On Thu, Sep 29, 2016 at 6:32 AM, 'Klaas Berger' via OWASP Java HTML
Sanitizer Support <
owasp-java-html-...@googlegroups.com>
wrote:
> Hello,
>
> I tried to sanitize HTML which happens to contain a misplaced title tag:
>
> <html>
> <body>
> <div>div1</div>
> <title>title</title>
> <div>div2</div>
> </body>
> </html>
>
> I got the following output with PolicyFactory.sanitize(String html) :
>
> Title was not allowed:
>
> <html><body>
> <div>div1</div>
> </body></html>
> <div>div2</div>
>
> Title was allowed:
>
> <html><body>
> <div>div1</div>
> </body></html><title>title</title>
> <div>div2</div>
>
> Is this considered the desired outcome?
https://www.w3.org/TR/html5/syntax.html#parsing-main-inbody explains
that when a <title> is seen inside the <body> it is hoisted out into
the head.
"""
A start tag whose tag name is one of: "base", "basefont", "bgsound",
"link", "meta", "noframes", "script", "style", "template", "title"An
end tag whose tag name is "template"
Process the token using the rules for the "in head" insertion mode.
"""
The other main constraint is
https://www.w3.org/TR/html-markup/title.html#title-context which says
that <title> is only allowed as a child of the <head>.

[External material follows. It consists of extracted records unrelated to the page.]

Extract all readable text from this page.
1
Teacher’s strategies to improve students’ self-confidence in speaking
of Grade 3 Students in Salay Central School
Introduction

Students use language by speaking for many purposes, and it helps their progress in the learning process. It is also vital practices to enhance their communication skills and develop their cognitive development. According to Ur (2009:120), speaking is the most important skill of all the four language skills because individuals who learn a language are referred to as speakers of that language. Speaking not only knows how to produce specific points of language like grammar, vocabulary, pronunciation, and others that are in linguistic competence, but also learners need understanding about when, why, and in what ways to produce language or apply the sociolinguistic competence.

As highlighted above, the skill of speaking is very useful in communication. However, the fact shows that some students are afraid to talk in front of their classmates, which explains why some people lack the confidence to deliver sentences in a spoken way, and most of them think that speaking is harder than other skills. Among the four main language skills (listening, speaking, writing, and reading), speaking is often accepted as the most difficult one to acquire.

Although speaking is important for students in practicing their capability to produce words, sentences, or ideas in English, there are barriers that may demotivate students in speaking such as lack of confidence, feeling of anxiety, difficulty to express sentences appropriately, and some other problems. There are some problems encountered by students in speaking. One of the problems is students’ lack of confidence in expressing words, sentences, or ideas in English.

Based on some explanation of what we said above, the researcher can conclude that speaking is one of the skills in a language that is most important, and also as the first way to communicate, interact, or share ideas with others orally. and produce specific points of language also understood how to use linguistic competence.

The sanitizer doesn't try to do the hoisting since, for efficiency
reasons, we're building an output left to right.
What happens seems to be the intersection of
1. an efficient heuristic that almost always works: the <body> and
<html> elements are closed because we've seen a tag that it can't
contain so we pop the element stack, closing elements as long as we're
in an incompatible context
2. a bug: the <title> is emitted when there is nothing on the element
stack, so it's not obviously in a place other than <head>
3. an optimistic assumption: we assume that we're sanitizing a
fragment of HTML, not a whole document so we allow the <div> after the
<title> even when there is no <body> on the stack.

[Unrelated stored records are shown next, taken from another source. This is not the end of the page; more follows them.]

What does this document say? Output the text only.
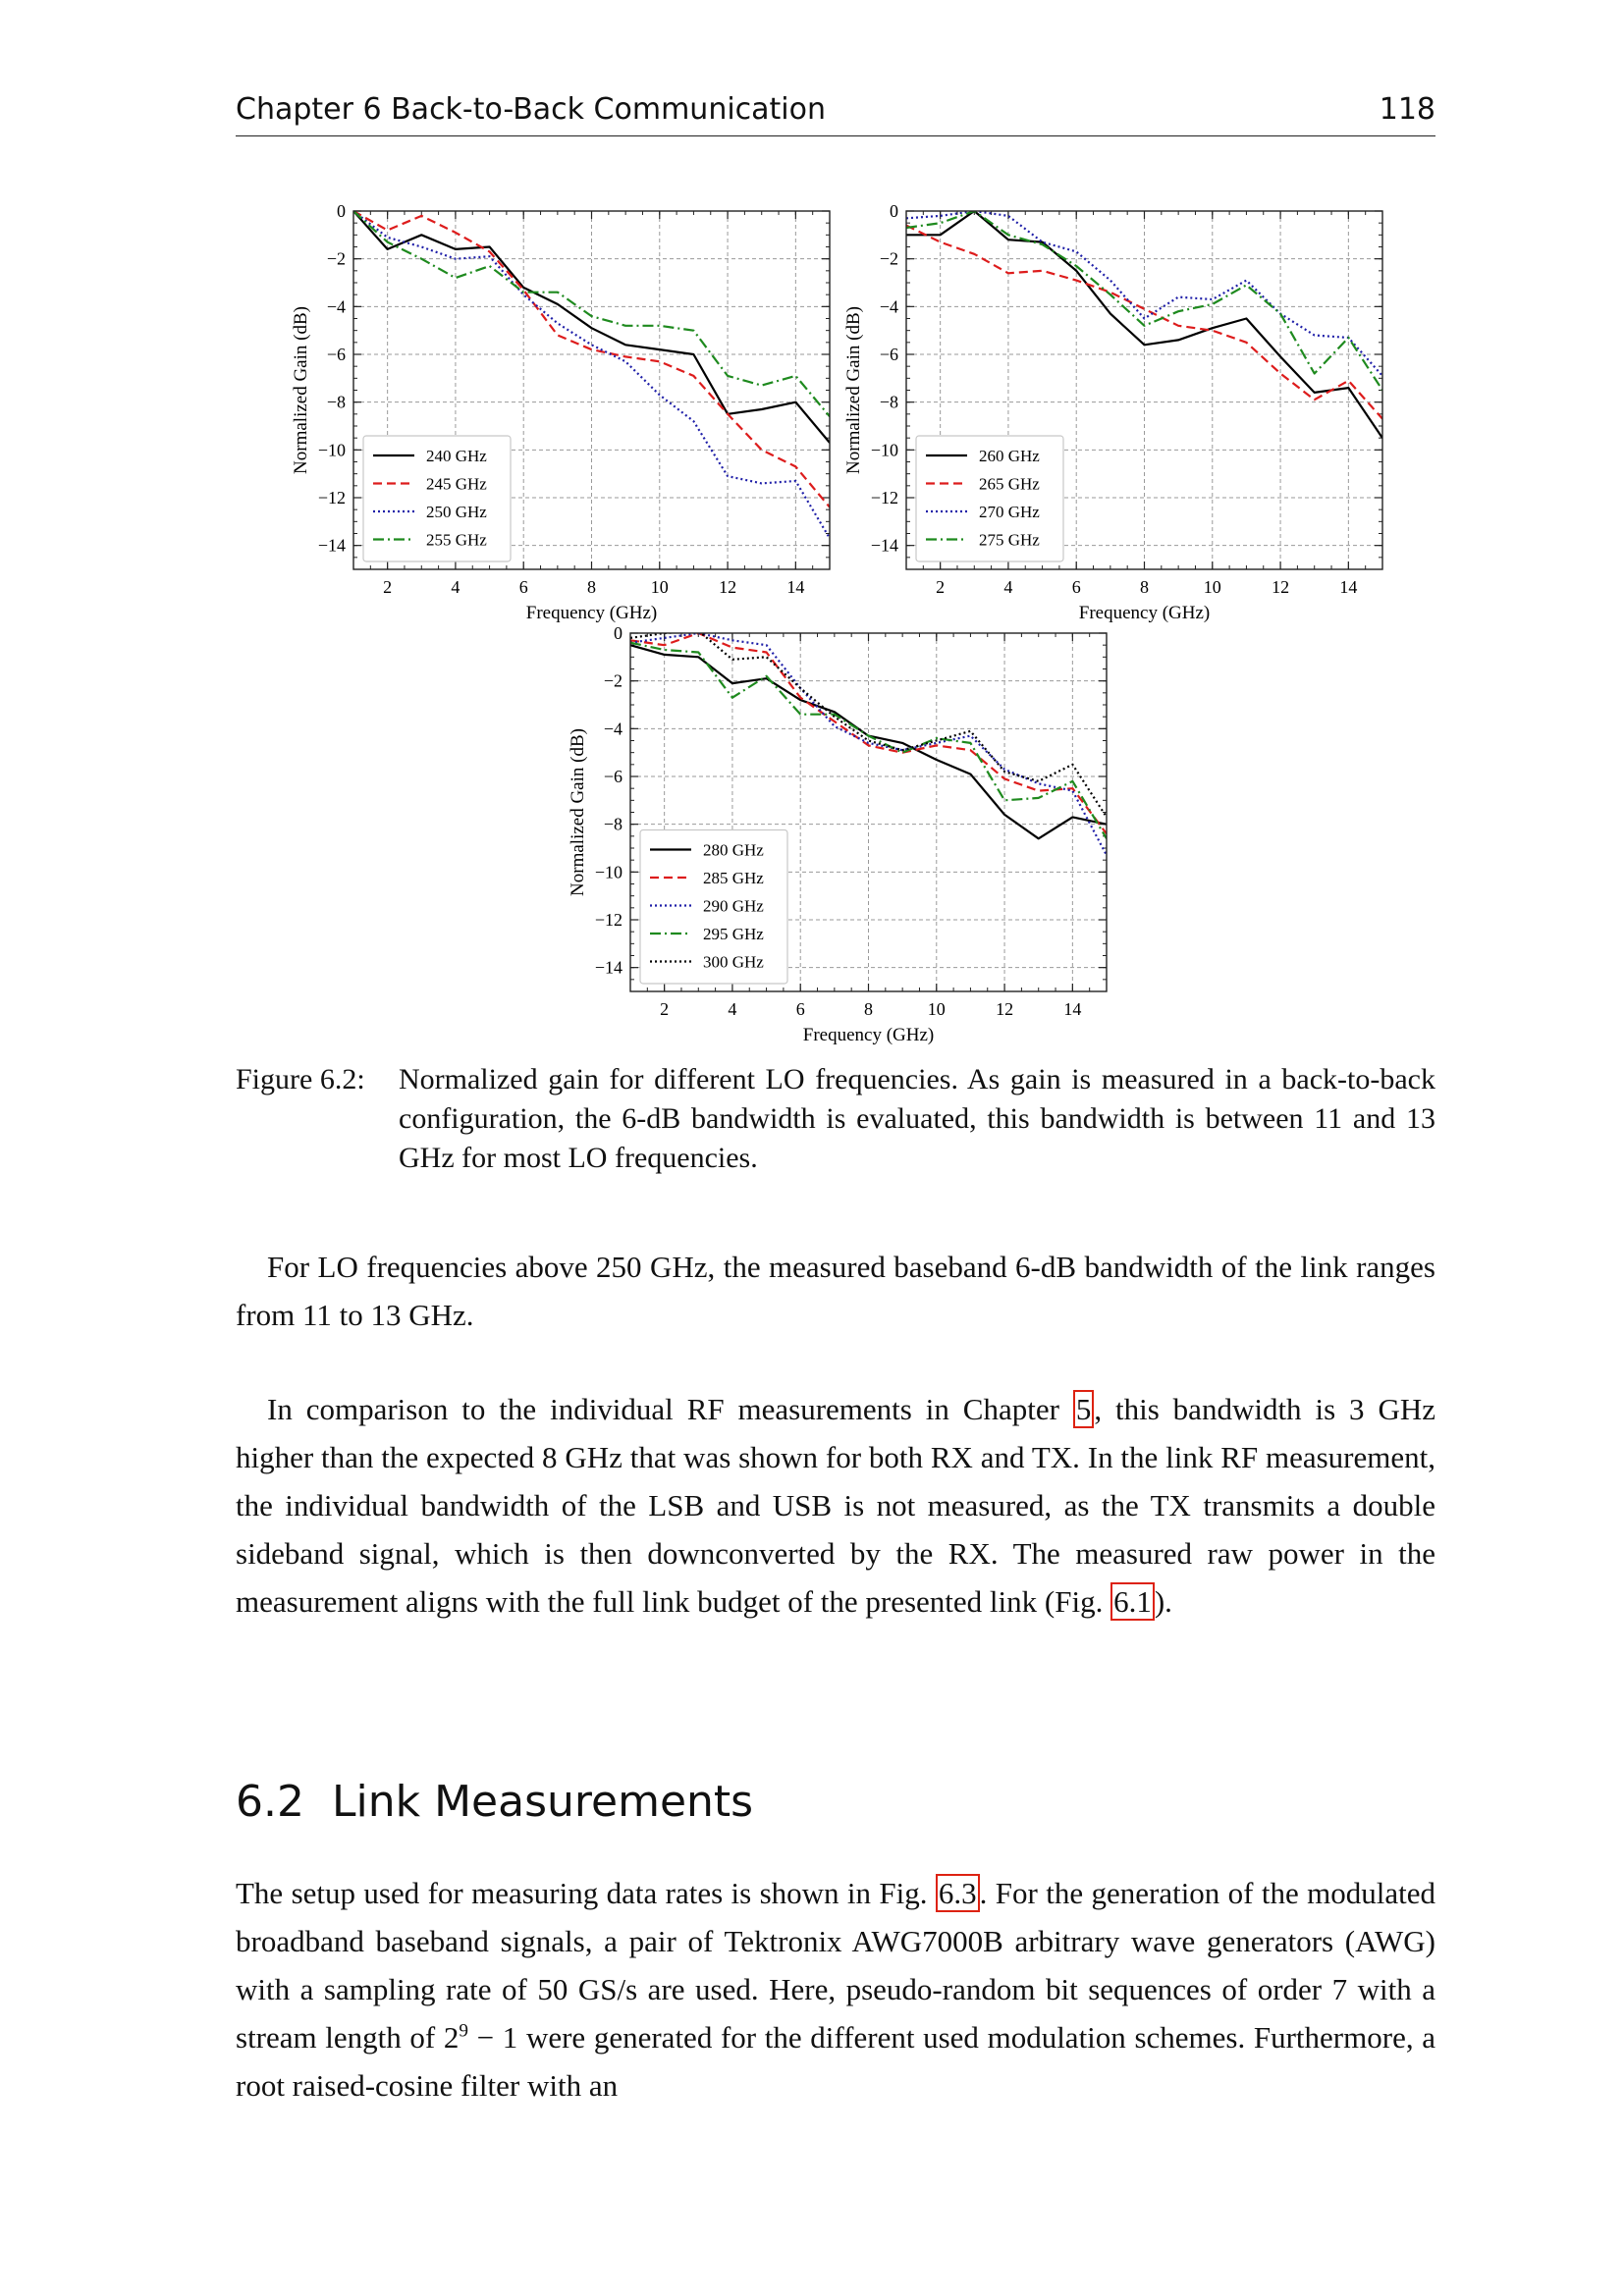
Chapter 6 Back-to-Back Communication	118
2	4	6	8	10	12	14
0
−2
−4
−6
−8
−10
−12
−14
Frequency (GHz)
Normalized Gain (dB)	240 GHz
245 GHz
250 GHz
255 GHz
2	4	6	8	10	12	14
0
−2
−4
−6
−8
−10
−12
−14
Frequency (GHz)
Normalized Gain (dB)	260 GHz
265 GHz
270 GHz
275 GHz
2	4	6	8	10	12	14
0
−2
−4
−6
−8
−10
−12
−14
Frequency (GHz)
Normalized Gain (dB)	280 GHz
285 GHz
290 GHz
295 GHz
300 GHz
Figure 6.2: Normalized gain for different LO frequencies. As gain is measured in a back-to-back configuration, the 6-dB bandwidth is evaluated, this bandwidth is between 11 and 13 GHz for most LO frequencies.
For LO frequencies above 250 GHz, the measured baseband 6-dB bandwidth of the link ranges from 11 to 13 GHz.
In comparison to the individual RF measurements in Chapter 5, this bandwidth is 3 GHz higher than the expected 8 GHz that was shown for both RX and TX. In the link RF measurement, the individual bandwidth of the LSB and USB is not measured, as the TX transmits a double sideband signal, which is then downconverted by the RX. The measured raw power in the measurement aligns with the full link budget of the presented link (Fig. 6.1).
6.2 Link Measurements
The setup used for measuring data rates is shown in Fig. 6.3. For the generation of the modulated broadband baseband signals, a pair of Tektronix AWG7000B arbitrary wave generators (AWG) with a sampling rate of 50 GS/s are used. Here, pseudo-random bit sequences of order 7 with a stream length of $2^9 - 1$ were generated for the different used modulation schemes. Furthermore, a root raised-cosine filter with an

Very few policies allow tags like <html>, <head>, <body> since the
output is usually embedded in a larger page, so your configuration has
probably not been tested as thoroughly as others.
I'd be interested to hear why you want to preserve <body> and <html> tags.
If you mostly want to preserve the <title> content, you can always use
a custom element policy
(
http://javadoc.io/doc/com.googlecode.owasp-java-html-sanitizer/owasp-java-html-sanitizer/20160924.1
)
myPolicyBuilder
.allowElements(
new ElementPolicy() {
@Override public String apply(String elementName,
List<String> attrs) {
attrs.clear();
attrs.add("class");
attrs.add("sanitized-title");
return "h1";
}
},
"title")
.allowElements("h1")
which should replace all
<title>foo</title>
with
<h1 class="sanitized-title">foo</h1>
which you might be able to visually hoist to the top of the containing
<section> with some style-fu.